I call it devotional because I would essentially be devoting at least one day (though I will practice more than that) to yogic practice. To kind of kickoff this decision, I'm going to take a 12 hour fast (I have never done a fast, except for blood work, and I think this is a small enough fast that it'd be beneficial and a small step). I will not eat at 6PM tonight and thereafter until the morning. I also will probably get offline early and do a yoga practice and try to get my regular sleep routine down.

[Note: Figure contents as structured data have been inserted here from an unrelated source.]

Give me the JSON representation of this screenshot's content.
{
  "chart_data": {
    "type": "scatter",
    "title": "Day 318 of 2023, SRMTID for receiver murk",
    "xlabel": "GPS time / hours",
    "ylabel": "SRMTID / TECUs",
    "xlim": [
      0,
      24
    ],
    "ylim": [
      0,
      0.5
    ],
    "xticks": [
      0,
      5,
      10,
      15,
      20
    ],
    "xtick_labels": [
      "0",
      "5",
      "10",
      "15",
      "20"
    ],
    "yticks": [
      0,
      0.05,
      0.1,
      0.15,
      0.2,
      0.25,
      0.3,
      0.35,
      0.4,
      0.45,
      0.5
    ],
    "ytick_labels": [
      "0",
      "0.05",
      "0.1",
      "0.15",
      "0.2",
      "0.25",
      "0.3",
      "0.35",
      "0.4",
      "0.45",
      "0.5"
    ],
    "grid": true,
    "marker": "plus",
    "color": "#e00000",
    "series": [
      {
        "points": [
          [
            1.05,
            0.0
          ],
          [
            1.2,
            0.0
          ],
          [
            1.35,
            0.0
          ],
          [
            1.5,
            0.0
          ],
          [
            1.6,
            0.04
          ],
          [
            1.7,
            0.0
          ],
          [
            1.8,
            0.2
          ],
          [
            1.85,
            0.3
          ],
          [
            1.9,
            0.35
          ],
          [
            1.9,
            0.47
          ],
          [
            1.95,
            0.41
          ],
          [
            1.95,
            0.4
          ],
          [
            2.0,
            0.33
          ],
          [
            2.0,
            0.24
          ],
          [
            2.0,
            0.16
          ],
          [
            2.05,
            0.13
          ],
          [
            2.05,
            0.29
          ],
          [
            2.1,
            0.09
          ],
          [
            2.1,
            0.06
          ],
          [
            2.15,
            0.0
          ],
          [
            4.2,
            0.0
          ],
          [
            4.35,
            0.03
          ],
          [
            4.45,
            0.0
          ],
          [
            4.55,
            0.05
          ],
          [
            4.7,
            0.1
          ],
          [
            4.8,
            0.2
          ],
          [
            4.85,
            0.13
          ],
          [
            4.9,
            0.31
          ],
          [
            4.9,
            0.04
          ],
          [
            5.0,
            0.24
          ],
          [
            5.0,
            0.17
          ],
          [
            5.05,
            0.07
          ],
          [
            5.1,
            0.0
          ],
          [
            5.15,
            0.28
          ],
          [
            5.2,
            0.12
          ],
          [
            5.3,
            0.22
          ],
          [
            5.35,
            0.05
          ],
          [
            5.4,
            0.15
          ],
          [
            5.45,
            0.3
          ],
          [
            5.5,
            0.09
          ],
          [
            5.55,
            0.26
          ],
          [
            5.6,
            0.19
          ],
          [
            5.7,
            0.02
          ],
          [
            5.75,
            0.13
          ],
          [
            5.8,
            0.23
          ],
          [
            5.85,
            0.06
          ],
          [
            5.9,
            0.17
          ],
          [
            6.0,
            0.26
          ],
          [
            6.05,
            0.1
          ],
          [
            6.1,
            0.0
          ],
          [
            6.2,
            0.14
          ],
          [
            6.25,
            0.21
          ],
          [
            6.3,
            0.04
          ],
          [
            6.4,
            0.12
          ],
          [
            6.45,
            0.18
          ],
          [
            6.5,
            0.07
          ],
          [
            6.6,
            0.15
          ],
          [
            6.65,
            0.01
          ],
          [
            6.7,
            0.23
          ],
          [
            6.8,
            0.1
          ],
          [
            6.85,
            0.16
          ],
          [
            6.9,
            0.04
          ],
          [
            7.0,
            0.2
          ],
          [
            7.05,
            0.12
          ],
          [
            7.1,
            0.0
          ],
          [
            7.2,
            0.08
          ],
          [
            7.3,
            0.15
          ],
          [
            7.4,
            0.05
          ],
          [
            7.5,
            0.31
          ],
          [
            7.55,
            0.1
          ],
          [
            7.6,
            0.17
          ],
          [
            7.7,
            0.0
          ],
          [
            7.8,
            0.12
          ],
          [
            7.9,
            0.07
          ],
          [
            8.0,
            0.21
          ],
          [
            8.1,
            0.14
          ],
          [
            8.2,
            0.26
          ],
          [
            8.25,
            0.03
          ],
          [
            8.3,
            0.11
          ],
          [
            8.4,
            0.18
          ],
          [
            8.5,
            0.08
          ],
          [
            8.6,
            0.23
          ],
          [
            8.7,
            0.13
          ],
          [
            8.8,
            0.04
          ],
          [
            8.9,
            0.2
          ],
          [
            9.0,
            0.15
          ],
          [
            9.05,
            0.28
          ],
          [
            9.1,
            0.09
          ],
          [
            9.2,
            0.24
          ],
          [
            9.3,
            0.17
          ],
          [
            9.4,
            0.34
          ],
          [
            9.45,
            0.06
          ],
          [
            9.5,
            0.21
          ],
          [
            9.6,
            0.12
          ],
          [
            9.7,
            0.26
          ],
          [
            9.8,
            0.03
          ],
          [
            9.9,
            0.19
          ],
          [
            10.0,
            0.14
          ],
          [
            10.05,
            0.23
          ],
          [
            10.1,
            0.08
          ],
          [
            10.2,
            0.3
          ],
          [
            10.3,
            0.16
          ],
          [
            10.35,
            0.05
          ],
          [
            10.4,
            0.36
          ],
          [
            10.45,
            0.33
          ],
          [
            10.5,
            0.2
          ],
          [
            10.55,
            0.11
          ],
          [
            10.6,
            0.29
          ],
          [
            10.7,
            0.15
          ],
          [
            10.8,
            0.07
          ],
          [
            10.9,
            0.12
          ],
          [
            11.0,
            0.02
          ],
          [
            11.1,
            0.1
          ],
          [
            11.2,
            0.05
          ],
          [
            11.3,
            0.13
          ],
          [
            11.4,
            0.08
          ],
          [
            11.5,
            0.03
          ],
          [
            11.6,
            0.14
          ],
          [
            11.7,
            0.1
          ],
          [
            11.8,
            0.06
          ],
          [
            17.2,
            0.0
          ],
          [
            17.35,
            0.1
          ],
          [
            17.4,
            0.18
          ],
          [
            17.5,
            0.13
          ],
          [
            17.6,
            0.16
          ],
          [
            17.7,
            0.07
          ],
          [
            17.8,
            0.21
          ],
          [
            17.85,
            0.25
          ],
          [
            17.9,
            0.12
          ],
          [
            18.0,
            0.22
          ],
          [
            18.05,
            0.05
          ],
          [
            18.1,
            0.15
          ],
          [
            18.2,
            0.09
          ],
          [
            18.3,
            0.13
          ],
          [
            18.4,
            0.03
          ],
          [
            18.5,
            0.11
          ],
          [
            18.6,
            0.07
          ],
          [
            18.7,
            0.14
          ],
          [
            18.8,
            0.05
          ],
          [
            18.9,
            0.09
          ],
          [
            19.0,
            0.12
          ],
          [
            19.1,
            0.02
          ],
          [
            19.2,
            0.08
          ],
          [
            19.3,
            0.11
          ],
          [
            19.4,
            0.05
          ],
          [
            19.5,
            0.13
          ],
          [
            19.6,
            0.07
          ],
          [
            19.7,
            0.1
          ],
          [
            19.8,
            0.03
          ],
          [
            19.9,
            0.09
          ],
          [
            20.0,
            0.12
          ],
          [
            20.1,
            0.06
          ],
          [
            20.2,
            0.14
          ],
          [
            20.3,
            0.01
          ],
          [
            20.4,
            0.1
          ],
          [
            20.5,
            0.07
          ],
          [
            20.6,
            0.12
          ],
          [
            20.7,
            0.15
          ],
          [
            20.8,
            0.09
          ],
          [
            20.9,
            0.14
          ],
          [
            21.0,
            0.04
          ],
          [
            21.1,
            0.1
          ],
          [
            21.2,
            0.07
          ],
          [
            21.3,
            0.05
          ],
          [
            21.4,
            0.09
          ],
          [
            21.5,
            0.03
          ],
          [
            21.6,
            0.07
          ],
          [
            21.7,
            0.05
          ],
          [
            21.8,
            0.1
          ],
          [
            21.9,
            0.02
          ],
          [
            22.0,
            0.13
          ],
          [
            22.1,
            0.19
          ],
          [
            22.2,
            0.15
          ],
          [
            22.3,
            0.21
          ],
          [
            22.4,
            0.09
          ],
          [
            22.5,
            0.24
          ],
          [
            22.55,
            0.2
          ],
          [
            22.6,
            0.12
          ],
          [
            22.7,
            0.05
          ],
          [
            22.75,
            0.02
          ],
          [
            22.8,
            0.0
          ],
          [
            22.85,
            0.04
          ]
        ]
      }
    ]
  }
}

Part of me wants to get another tattoo or piercing to commemorate the whole idea, but with lack of funds I won't be able to. I will be working this semester, so perhaps I can set aside money to do so.

Post-emorific Rant

So, I think my anxiety and depression creep up at wee hours in the morning, most specifically under intense stress. As a few posts back, about the whole move and whatnot, it has been fairly stressful here. My grandmother is constantly staying at our floor (being afraid and anxious, and often times nosey), and my mother is taking her frustrations out on being verbally critical of me. The appraiser came by today, so we got one step down. He's also a realitor and has apartments and can find other apartments. He's a pet-owner himself, so if we go with him we can be safe in knowing we can bring our pets.

I got a new headset, in preparation of my (hopeful) debut on Polyweekly!